# Looking for IR controlled A/B Speaker Switch



## ZeosPantera (Sep 12, 2009)

Looking to take the L/R out of a new denon AVR-591 and use it to amplify a pair of ceiling speakers in the kitchen. (Can see the tv from kitchen)

Had an old Denon AVR-589 with built in A and B speakers which made this task simple, but the newer piece is baron. 

So I just need to find a standalone A/B speaker selector switch that uses IR. Then I could just program a quick macro into a universal remote to switch it the speakers over and the 591 to stereo.


----------



## lsiberian (Mar 24, 2009)

http://www.hometech.com/infrared/switches.html

Xantech has many options for one.


----------



## ZeosPantera (Sep 12, 2009)

lsiberian said:


> http://www.hometech.com/infrared/switches.html
> 
> Xantech has many options for one.


In my quick googling I did come across the Xantech SR21 but ignored it because of the over $100 price and because it states "Requires RC68 Programmer IR codes for operation" which leads to hex code here http://www.remotecentral.com/cgi-bin/codes/xantech/rc68_programmer_id00/ and frankly I wouldn't know what to do with it.
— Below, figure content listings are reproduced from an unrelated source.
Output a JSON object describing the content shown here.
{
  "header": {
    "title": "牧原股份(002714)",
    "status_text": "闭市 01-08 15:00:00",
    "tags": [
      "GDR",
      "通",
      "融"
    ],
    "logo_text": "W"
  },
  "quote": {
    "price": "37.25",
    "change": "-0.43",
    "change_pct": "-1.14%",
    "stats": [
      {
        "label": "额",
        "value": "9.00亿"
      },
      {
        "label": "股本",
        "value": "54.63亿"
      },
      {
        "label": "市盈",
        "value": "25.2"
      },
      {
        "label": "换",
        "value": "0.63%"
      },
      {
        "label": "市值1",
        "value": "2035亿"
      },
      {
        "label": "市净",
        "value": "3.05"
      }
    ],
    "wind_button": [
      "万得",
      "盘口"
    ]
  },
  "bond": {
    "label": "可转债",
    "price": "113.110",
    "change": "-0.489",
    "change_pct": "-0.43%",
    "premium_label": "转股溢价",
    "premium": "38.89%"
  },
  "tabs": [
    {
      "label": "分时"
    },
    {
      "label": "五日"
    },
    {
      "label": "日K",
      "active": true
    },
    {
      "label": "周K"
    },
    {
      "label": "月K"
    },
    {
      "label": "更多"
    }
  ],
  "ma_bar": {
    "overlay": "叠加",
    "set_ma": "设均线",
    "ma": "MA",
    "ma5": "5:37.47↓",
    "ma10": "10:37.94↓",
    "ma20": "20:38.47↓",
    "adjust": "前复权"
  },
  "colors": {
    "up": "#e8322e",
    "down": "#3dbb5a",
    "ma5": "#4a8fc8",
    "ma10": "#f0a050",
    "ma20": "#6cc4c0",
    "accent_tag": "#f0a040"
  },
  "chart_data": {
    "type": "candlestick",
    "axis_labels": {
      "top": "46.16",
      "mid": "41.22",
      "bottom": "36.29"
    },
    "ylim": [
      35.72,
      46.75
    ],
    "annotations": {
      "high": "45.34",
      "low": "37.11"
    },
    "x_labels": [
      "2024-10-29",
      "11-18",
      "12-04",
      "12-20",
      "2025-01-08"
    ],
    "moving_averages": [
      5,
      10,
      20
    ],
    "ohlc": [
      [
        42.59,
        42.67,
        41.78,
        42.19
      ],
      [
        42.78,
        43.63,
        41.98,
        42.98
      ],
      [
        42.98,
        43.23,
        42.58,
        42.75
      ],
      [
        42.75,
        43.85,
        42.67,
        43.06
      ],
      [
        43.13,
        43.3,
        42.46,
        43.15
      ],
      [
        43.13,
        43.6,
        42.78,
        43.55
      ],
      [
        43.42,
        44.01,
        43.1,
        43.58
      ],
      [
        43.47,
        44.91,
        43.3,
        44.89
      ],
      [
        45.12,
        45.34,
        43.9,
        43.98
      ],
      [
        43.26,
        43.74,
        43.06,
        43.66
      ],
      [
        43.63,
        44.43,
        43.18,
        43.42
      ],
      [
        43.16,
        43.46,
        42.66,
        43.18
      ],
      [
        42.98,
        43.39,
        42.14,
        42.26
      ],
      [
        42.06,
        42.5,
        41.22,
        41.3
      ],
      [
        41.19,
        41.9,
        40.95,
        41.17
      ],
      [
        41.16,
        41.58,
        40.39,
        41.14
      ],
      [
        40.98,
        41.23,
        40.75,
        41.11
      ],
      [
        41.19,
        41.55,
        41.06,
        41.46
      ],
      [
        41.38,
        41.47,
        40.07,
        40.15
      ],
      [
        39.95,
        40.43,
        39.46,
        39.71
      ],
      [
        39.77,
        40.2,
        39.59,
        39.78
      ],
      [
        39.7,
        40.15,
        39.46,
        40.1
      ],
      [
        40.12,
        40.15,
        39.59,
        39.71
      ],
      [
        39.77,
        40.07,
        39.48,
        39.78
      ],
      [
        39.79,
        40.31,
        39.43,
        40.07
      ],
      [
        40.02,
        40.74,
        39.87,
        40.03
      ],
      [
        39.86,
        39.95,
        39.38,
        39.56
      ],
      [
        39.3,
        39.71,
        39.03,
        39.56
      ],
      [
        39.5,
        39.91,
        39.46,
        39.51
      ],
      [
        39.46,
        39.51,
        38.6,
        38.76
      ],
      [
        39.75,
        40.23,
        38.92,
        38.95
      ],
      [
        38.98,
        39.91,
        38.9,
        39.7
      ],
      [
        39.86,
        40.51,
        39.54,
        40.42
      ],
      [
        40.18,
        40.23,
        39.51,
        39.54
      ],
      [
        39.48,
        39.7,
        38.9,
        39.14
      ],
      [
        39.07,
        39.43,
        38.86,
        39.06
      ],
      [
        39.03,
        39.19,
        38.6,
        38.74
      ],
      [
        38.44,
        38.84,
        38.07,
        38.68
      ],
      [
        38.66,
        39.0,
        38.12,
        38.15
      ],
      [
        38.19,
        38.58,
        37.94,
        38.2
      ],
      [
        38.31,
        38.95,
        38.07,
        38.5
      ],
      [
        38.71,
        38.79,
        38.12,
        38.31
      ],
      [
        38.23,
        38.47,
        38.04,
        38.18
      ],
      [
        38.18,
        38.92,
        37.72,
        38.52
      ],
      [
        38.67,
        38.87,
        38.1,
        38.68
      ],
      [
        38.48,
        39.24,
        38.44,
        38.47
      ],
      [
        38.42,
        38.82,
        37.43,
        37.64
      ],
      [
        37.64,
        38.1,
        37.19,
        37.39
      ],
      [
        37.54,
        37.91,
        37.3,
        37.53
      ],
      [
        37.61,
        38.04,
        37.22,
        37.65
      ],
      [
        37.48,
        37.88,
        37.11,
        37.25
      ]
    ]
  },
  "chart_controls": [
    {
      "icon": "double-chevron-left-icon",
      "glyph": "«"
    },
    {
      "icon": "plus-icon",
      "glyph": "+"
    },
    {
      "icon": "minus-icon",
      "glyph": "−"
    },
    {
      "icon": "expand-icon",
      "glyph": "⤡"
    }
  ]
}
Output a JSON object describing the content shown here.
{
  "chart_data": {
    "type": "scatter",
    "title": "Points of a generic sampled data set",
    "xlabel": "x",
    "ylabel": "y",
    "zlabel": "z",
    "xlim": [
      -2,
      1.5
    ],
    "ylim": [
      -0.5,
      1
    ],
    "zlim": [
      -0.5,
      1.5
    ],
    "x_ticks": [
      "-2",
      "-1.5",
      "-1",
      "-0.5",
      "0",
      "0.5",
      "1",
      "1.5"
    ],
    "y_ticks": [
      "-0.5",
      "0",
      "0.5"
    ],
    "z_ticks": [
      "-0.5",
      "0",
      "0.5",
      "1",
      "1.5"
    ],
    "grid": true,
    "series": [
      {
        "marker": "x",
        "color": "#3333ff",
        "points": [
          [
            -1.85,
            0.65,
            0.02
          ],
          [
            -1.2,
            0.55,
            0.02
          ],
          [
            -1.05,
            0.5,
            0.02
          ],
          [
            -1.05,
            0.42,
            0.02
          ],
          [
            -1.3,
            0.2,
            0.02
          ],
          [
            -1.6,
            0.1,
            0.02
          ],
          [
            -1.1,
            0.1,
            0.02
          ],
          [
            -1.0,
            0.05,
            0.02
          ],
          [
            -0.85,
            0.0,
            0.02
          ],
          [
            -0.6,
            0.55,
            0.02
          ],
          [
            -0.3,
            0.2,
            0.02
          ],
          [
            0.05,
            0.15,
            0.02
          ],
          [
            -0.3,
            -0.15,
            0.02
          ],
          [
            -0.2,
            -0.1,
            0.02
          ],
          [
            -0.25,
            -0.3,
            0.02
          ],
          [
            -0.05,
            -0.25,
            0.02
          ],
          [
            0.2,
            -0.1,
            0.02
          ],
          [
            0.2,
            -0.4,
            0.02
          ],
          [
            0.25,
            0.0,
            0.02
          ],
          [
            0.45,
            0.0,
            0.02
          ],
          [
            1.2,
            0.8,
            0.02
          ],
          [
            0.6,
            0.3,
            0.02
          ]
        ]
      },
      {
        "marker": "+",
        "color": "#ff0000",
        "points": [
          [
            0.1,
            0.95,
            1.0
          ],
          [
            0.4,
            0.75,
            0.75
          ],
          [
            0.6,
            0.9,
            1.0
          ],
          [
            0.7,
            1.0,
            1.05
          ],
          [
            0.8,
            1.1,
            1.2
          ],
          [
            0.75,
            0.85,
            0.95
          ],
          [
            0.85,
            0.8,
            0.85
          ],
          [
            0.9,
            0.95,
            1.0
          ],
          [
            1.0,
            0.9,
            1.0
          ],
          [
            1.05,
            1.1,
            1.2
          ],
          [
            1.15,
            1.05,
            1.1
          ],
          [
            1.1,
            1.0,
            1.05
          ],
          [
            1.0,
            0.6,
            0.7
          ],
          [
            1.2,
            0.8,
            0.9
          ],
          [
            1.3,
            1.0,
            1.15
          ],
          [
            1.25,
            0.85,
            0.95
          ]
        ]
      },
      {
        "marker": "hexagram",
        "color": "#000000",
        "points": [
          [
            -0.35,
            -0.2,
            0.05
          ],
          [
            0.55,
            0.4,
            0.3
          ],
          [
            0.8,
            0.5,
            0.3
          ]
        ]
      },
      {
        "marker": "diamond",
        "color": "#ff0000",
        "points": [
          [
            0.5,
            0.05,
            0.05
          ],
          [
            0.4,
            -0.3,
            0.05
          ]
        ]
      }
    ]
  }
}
I have to believe a non structured cabling type unit exists with a simple IR remote I can learn in mine. I hate to say this, almost something you could find at walmart. I am sure it would be simple enough to build one, but I have very little prowess when it comes to circuitry.


----------



## ZeosPantera (Sep 12, 2009)

OK. I am assuming that this search isn't going to end well so I went to PC-Richards and there was an onkyo on sale for380.. the HT-RC160. Over the denon591 it has 7.1 instead of 5.1... 5-HDMI instead of 4 80Watts per channel vs 75 and a powered zone2 so my issues are solved for now.


If you come across this thread in the future and can still point out an A/B IR speaker switch please feel free to bump.


----------